Novato, Santa Rosa, Cotati, and Sebastopol are considering $15 citywide minimum wage ordinances and will likely adopt legislation comparable to Petaluma’s.
The Alliance for A Just Recovery, a coalition of every major labor, environmental, immigrant rights, and faith-based organizations in Sonoma County, leads the campaign to introduce minimum wage legislation in all Sonoma and Marin jurisdictions, to establish a regional minimum wage higher than the state’s.
WHY Has the Fight for $15 Exploded Now?
President John F. Kennedy stated in 1963 “A rising tide lifts all boats.” More than a half-century later, only the wealthiest American’s yachts are rising while working families’ rowboats are sinking.
At national, state and local levels, wealth and income inequality now exceed the previous (1928) peak. The upper one percent owns 40 percent of the nation’s wealth — more than the combined wealth of the bottom 90 percent.
According to the California Budget and Policy Project, over the last four decades, the average inflation-adjusted incomes of California’s richest 1 percent climbed 125 percent, while those of the bottom four-fifths stagnated or declined. Since the recovery from the Great Recession 0f 2007-2009 began, the upper one percent has pocketed 95 percent of income gains.
Nearly one-third of the Sonoma County workforce belongs to working-poor families, whose incomes are less than $63,000 annually and cannot make ends meet – particularly given the escalating cost of housing.
“The State of Sonoma County 2018,” a report commissioned by North Bay Jobs with Justice and the North Bay Labor Council, shows that between 2000-2016 inflation-adjusted wages remained flat for the bottom 60 percent but declined 11 percent for the lowest 20 percent of wage earners. Over the same time frame, median rents increased by 24 percent but median renter annual incomes rose only 9 percent. After the 2017 Tubbs fire, landlords hiked rents a stunning 35 percent.

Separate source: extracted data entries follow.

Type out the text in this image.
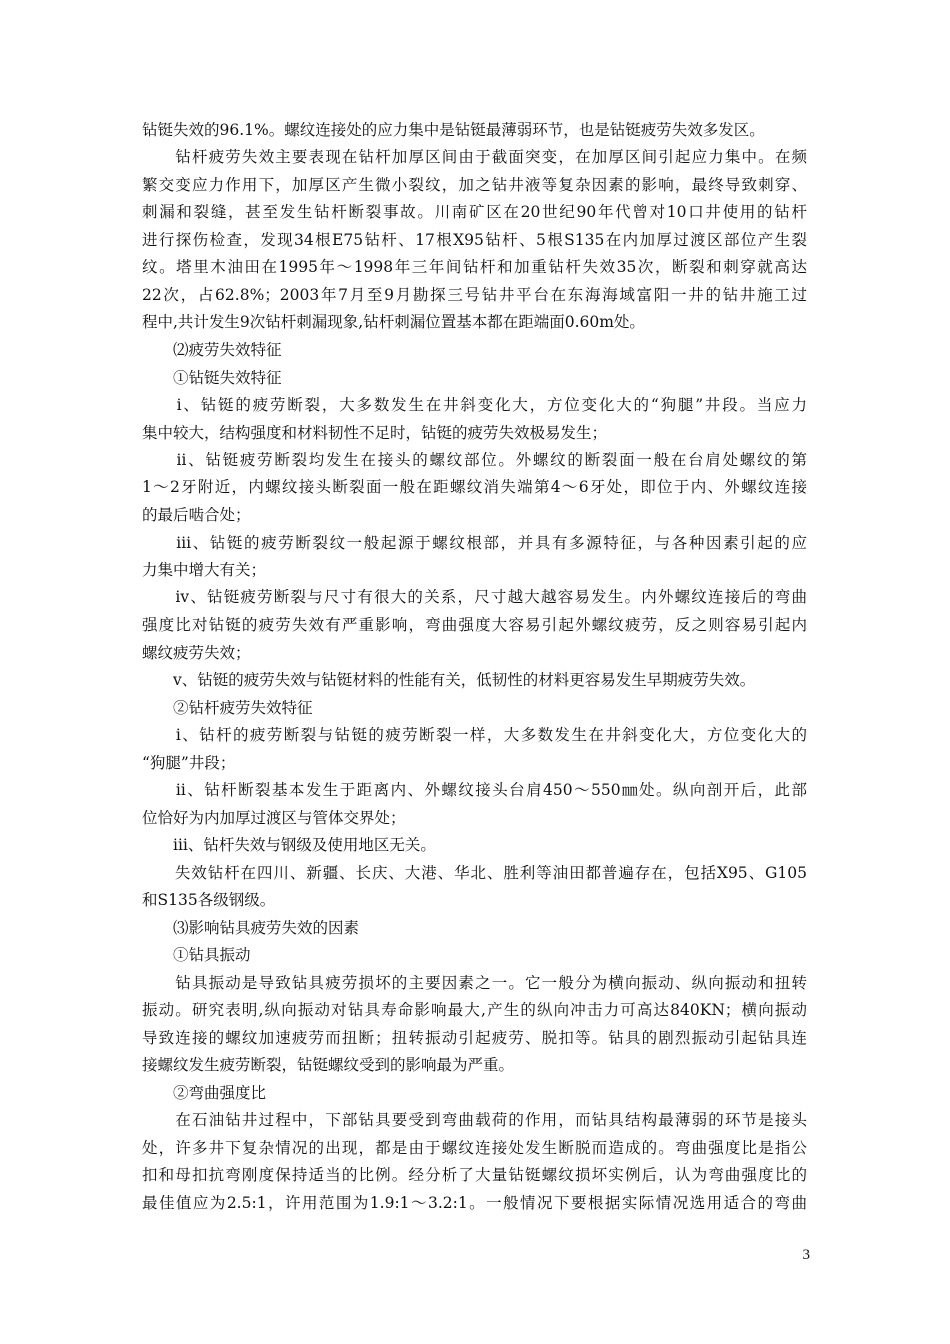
钻铤失效的96.1%。螺纹连接处的应力集中是钻铤最薄弱环节，也是钻铤疲劳失效多发区。
　　钻杆疲劳失效主要表现在钻杆加厚区间由于截面突变，在加厚区间引起应力集中。在频
繁交变应力作用下，加厚区产生微小裂纹，加之钻井液等复杂因素的影响，最终导致刺穿、
刺漏和裂缝，甚至发生钻杆断裂事故。川南矿区在20世纪90年代曾对10口井使用的钻杆
进行探伤检查，发现34根E75钻杆、17根X95钻杆、5根S135在内加厚过渡区部位产生裂
纹。塔里木油田在1995年～1998年三年间钻杆和加重钻杆失效35次，断裂和刺穿就高达
22次，占62.8%；2003年7月至9月勘探三号钻井平台在东海海域富阳一井的钻井施工过
程中,共计发生9次钻杆刺漏现象,钻杆刺漏位置基本都在距端面0.60m处。
　　⑵疲劳失效特征
　　①钻铤失效特征
　　ⅰ、钻铤的疲劳断裂，大多数发生在井斜变化大，方位变化大的“狗腿”井段。当应力
集中较大，结构强度和材料韧性不足时，钻铤的疲劳失效极易发生；
　　ⅱ、钻铤疲劳断裂均发生在接头的螺纹部位。外螺纹的断裂面一般在台肩处螺纹的第
1～2牙附近，内螺纹接头断裂面一般在距螺纹消失端第4～6牙处，即位于内、外螺纹连接
的最后啮合处；
　　ⅲ、钻铤的疲劳断裂纹一般起源于螺纹根部，并具有多源特征，与各种因素引起的应
力集中增大有关；
　　ⅳ、钻铤疲劳断裂与尺寸有很大的关系，尺寸越大越容易发生。内外螺纹连接后的弯曲
强度比对钻铤的疲劳失效有严重影响，弯曲强度大容易引起外螺纹疲劳，反之则容易引起内
螺纹疲劳失效；
　　ⅴ、钻铤的疲劳失效与钻铤材料的性能有关，低韧性的材料更容易发生早期疲劳失效。
　　②钻杆疲劳失效特征
　　ⅰ、钻杆的疲劳断裂与钻铤的疲劳断裂一样，大多数发生在井斜变化大，方位变化大的
“狗腿”井段；
　　ⅱ、钻杆断裂基本发生于距离内、外螺纹接头台肩450～550㎜处。纵向剖开后，此部
位恰好为内加厚过渡区与管体交界处；
　　ⅲ、钻杆失效与钢级及使用地区无关。
　　失效钻杆在四川、新疆、长庆、大港、华北、胜利等油田都普遍存在，包括X95、G105
和S135各级钢级。
　　⑶影响钻具疲劳失效的因素
　　①钻具振动
　　钻具振动是导致钻具疲劳损坏的主要因素之一。它一般分为横向振动、纵向振动和扭转
振动。研究表明,纵向振动对钻具寿命影响最大,产生的纵向冲击力可高达840KN；横向振动
导致连接的螺纹加速疲劳而扭断；扭转振动引起疲劳、脱扣等。钻具的剧烈振动引起钻具连
接螺纹发生疲劳断裂，钻铤螺纹受到的影响最为严重。
　　②弯曲强度比
　　在石油钻井过程中，下部钻具要受到弯曲载荷的作用，而钻具结构最薄弱的环节是接头
处，许多井下复杂情况的出现，都是由于螺纹连接处发生断脱而造成的。弯曲强度比是指公
扣和母扣抗弯刚度保持适当的比例。经分析了大量钻铤螺纹损坏实例后，认为弯曲强度比的
最佳值应为2.5:1，许用范围为1.9:1～3.2:1。一般情况下要根据实际情况选用适合的弯曲
3
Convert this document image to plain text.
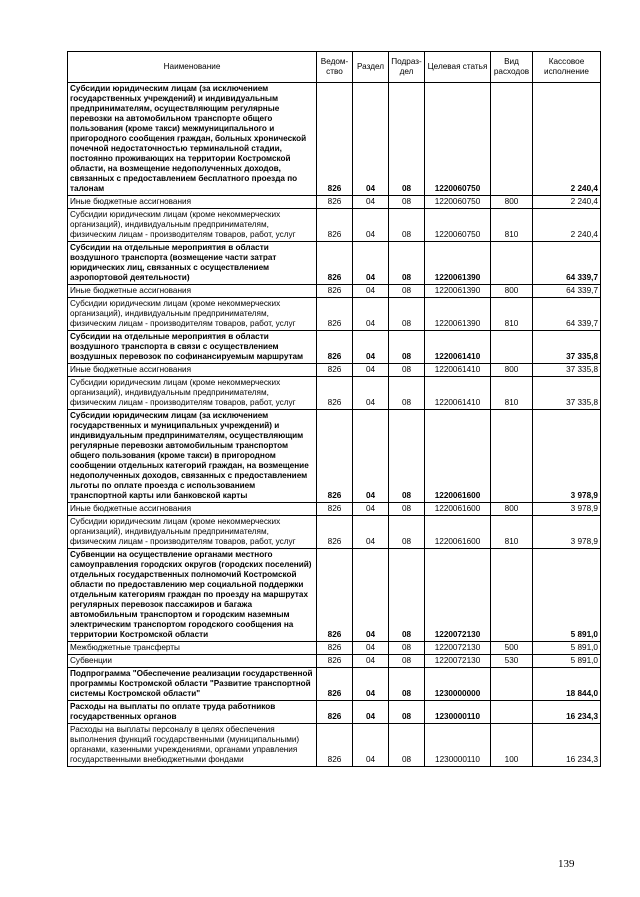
Наименование	Ведом-ство	Раздел	Подраз-дел	Целевая статья	Вид расходов	Кассовое исполнение
Субсидии юридическим лицам (за исключением государственных учреждений) и индивидуальным предпринимателям, осуществляющим регулярные перевозки на автомобильном транспорте общего пользования (кроме такси) межмуниципального и пригородного сообщения граждан, больных хронической почечной недостаточностью терминальной стадии, постоянно проживающих на территории Костромской области, на возмещение недополученных доходов, связанных с предоставлением бесплатного проезда по талонам	826	04	08	1220060750		2 240,4
Иные бюджетные ассигнования	826	04	08	1220060750	800	2 240,4
Субсидии юридическим лицам (кроме некоммерческих организаций), индивидуальным предпринимателям, физическим лицам - производителям товаров, работ, услуг	826	04	08	1220060750	810	2 240,4
Субсидии на отдельные мероприятия в области воздушного транспорта (возмещение части затрат юридических лиц, связанных с осуществлением аэропортовой деятельности)	826	04	08	1220061390		64 339,7
Иные бюджетные ассигнования	826	04	08	1220061390	800	64 339,7
Субсидии юридическим лицам (кроме некоммерческих организаций), индивидуальным предпринимателям, физическим лицам - производителям товаров, работ, услуг	826	04	08	1220061390	810	64 339,7
Субсидии на отдельные мероприятия в области воздушного транспорта в связи с осуществлением воздушных перевозок по софинансируемым маршрутам	826	04	08	1220061410		37 335,8
Иные бюджетные ассигнования	826	04	08	1220061410	800	37 335,8
Субсидии юридическим лицам (кроме некоммерческих организаций), индивидуальным предпринимателям, физическим лицам - производителям товаров, работ, услуг	826	04	08	1220061410	810	37 335,8
Субсидии юридическим лицам (за исключением государственных и муниципальных учреждений) и индивидуальным предпринимателям, осуществляющим регулярные перевозки автомобильным транспортом общего пользования (кроме такси) в пригородном сообщении отдельных категорий граждан, на возмещение недополученных доходов, связанных с предоставлением льготы по оплате проезда с использованием транспортной карты или банковской карты	826	04	08	1220061600		3 978,9
Иные бюджетные ассигнования	826	04	08	1220061600	800	3 978,9
Субсидии юридическим лицам (кроме некоммерческих организаций), индивидуальным предпринимателям, физическим лицам - производителям товаров, работ, услуг	826	04	08	1220061600	810	3 978,9
Субвенции на осуществление органами местного самоуправления городских округов (городских поселений) отдельных государственных полномочий Костромской области по предоставлению мер социальной поддержки отдельным категориям граждан по проезду на маршрутах регулярных перевозок пассажиров и багажа автомобильным транспортом и городским наземным электрическим транспортом городского сообщения на территории Костромской области	826	04	08	1220072130		5 891,0
Межбюджетные трансферты	826	04	08	1220072130	500	5 891,0
Субвенции	826	04	08	1220072130	530	5 891,0
Подпрограмма "Обеспечение реализации государственной программы Костромской области "Развитие транспортной системы Костромской области"	826	04	08	1230000000		18 844,0
Расходы на выплаты по оплате труда работников государственных органов	826	04	08	1230000110		16 234,3
Расходы на выплаты персоналу в целях обеспечения выполнения функций государственными (муниципальными) органами, казенными учреждениями, органами управления государственными внебюджетными фондами	826	04	08	1230000110	100	16 234,3
139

Fight for $15 in the States
In 2012 $15/hr. was a pipe dream when New York fast-food workers—earning $7.25/hr.—launched a series of one-day strikes to demand $15 and the right to join a union, with support from the Service Employees International Union.
This grassroots movement by low-wage workers—overwhelmingly immigrants, youth, women, and workers of color—has profoundly impacted public opinion; pressured local elected officials to approve both living wage laws (covering only workers employed by a city and city-contractors) and minimum wage legislation affecting nearly all workers in a city. Now it has ‘rippled-up’ to demand that state legislatures raise the wage floor.
California was the first state to mandate a $15 minimum wage in 2016. Since then, six other states (New York, Massachusetts, New Jersey, Maryland, Illinois, Connecticut) and the District of Columbia have approved a phased-in $15 minimum wage. States such as Arizona, Colorado, Maine, Washington, New Mexico, and Oregon have approved phasing-in lesser minimum wage increases of $12 to $14.75/hr.
Support for raising the minimum wages crosses party lines. In 2018 large majorities in two red states, Arkansas and Missouri, approved ballot initiatives to phase-in minimum wage increases of $11/hr. and $12/hr. respectively.